After the second drop of positions[1] = [2,3]:
__aaa
__aaa
__aaa
_aa__
_aa__ The maximum height of any square is 5.
The larger square stays on top of the smaller square despite where its center of gravity is, because squares are infinitely sticky on their bottom edge.
After the third drop of positions[1] = [6,1]:
__aaa
__aaa
__aaa *_aa
_aa___a The maximum height of any square is still 5.
Thus, we return an answer of [2, 5, 5]
Example 2:
Input: positions = [[100,100], [200,100]]
Output: [100,100]
Explanation:
Adjacent squares don’t get stuck prematurely - only their bottom edge can stick to surfaces.
Constraints:
1 <= len(positions) <= 1000.
1 <= positions[0] <= 10^8.
1 <= positions[1] <= 10^6.
Hints:
If positions = [[10, 20], [20, 30]], this is the same as [[1, 2], [2, 3]]. Currently, the values of positions are very large. Can you generalize this approach so as to make the values in positions manageable?
1. Offline Propagation [O(N^2), O(N)]¶
Intuition
Instead of asking the question “what squares affect this query?”, lets ask the question “what queries are affected by this square?”
Algorithm
Let qans[i] be the maximum height of the interval specified by positions[i]. At the end, we’ll return a running max of qans.
For each square positions[i], the maximum height will get higher by the size of the square we drop.
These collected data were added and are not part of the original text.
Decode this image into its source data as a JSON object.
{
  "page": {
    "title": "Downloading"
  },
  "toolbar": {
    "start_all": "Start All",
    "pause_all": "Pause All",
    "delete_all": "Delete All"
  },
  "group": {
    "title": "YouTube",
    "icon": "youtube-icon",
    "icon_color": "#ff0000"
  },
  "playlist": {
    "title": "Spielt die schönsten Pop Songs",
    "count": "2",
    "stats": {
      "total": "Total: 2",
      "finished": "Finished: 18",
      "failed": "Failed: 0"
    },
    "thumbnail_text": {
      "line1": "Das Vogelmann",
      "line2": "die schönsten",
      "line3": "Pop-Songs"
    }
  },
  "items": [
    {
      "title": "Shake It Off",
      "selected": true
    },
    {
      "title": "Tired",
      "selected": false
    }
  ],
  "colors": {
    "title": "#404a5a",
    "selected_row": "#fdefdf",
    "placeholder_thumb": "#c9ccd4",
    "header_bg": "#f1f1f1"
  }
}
Then, for any future squares that intersect the interval [left, right) (where left = positions[i][0], right = positions[i][0] + positions[i][1]), we’ll update the maximum height of that interval.
[1]:
class Solution1(object):
"""
Time: O(N^2), where N is the length of positions. We use two for-loops, each of complexity O(N).
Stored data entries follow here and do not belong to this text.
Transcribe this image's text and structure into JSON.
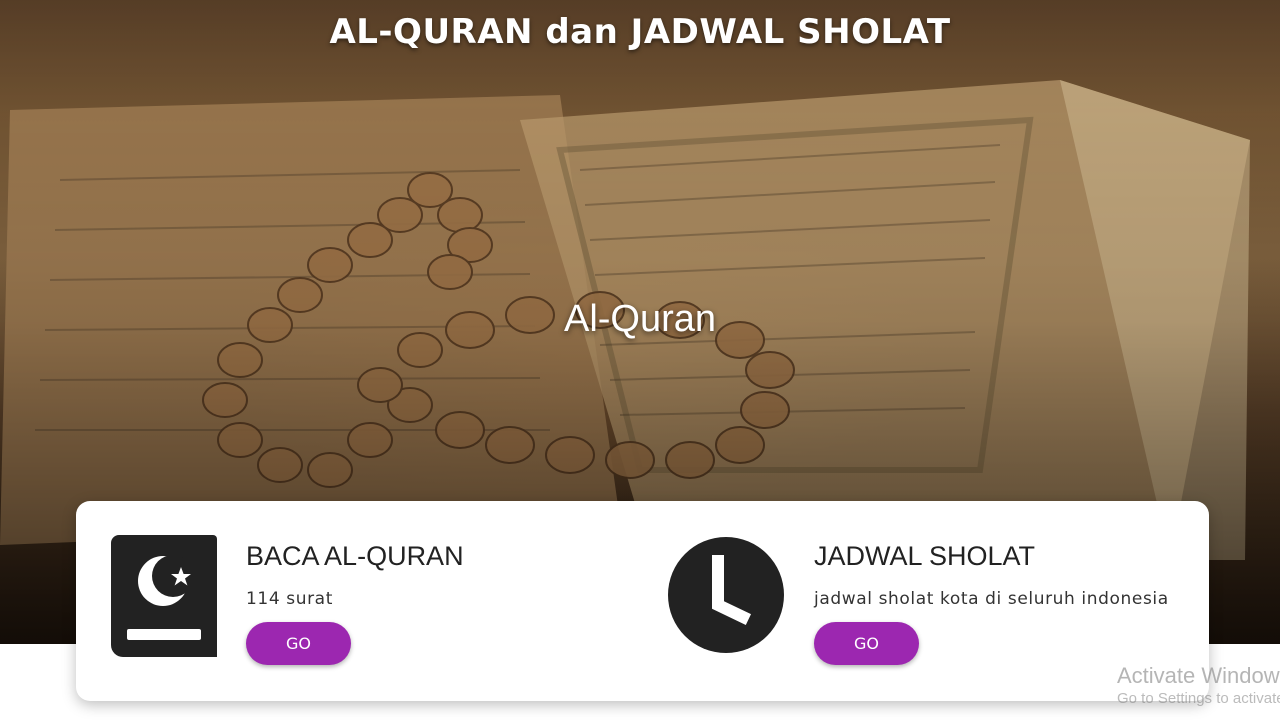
{
  "site": {
    "title": "AL-QURAN dan JADWAL SHOLAT"
  },
  "hero": {
    "heading": "Al-Quran"
  },
  "features": {
    "quran": {
      "icon": "quran-book-icon",
      "title": "BACA AL-QURAN",
      "subtitle": "114 surat",
      "button_label": "GO"
    },
    "sholat": {
      "icon": "clock-icon",
      "title": "JADWAL SHOLAT",
      "subtitle": "jadwal sholat kota di seluruh indonesia",
      "button_label": "GO"
    }
  },
  "watermark": {
    "title": "Activate Windows",
    "subtitle": "Go to Settings to activate Windows."
  },
  "colors": {
    "accent": "#9c27b0",
    "icon": "#222222",
    "card": "#ffffff",
    "text": "#222222"
  }
}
Space: O(N), the space used by qans and ans.
"""
def fallingSquares(self, positions):
"""
:type positions: List[List[int]]
:rtype: List[int]
"""
qans = [0] * len(positions)
for i, (left, size) in enumerate(positions):
right = left + size
qans[i] += size
for j in range(i+1, len(positions)):
left2, size2 = positions[j]
right2 = left2 + size2
if left2 < right and left < right2: # intersect
qans[j] = max(qans[j], qans[i])
ans = []
for x in qans:
ans.append(max(ans[-1], x) if ans else x)
return ans
[2]:
s = Solution1()
positions = [[1,2], [2,3], [6,1]]
assert s.fallingSquares(positions) == [2, 5, 5]
positions = [[100,100], [200,100]]
assert s.fallingSquares([[100, 100], [200, 100]]) == [100, 100]
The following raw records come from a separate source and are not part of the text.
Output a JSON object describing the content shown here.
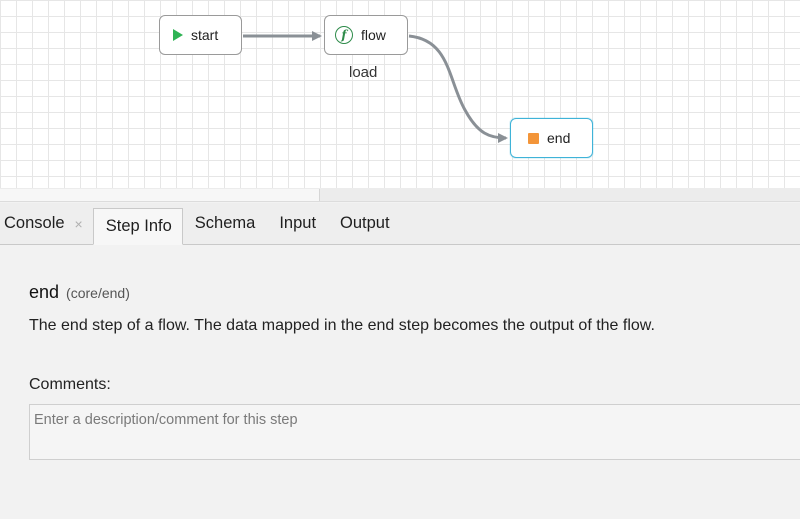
{
  "flow": {
    "nodes": {
      "start": {
        "label": "start"
      },
      "flow": {
        "label": "flow",
        "sublabel": "load"
      },
      "end": {
        "label": "end"
      }
    },
    "colors": {
      "start_icon": "#2fb354",
      "end_icon": "#f39539",
      "selected_border": "#3fb3d8",
      "edge": "#8a9096"
    }
  },
  "tabs": {
    "console": "Console",
    "console_close": "×",
    "step_info": "Step Info",
    "schema": "Schema",
    "input": "Input",
    "output": "Output"
  },
  "step_info": {
    "name": "end",
    "ref": "(core/end)",
    "description": "The end step of a flow. The data mapped in the end step becomes the output of the flow.",
    "comments_label": "Comments:",
    "comments_placeholder": "Enter a description/comment for this step",
    "comments_value": ""
  }
}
2. Segment Tree with Lazy Propagation [O(NLogN), O(N)]¶
Intuition
If we were familiar with the idea of a segment tree (which supports queries and updates on intervals), we can immediately crack the problem.
Algorithm
Segment trees work by breaking intervals into a disjoint sum of component intervals, whose number is at most log(width). The motivation is that when we change an element, we only need to change log(width) many intervals that aggregate on an interval containing that element.
When we want to update an interval all at once, we need to use lazy propagation to ensure good run-time complexity. This topic is covered in more depth here.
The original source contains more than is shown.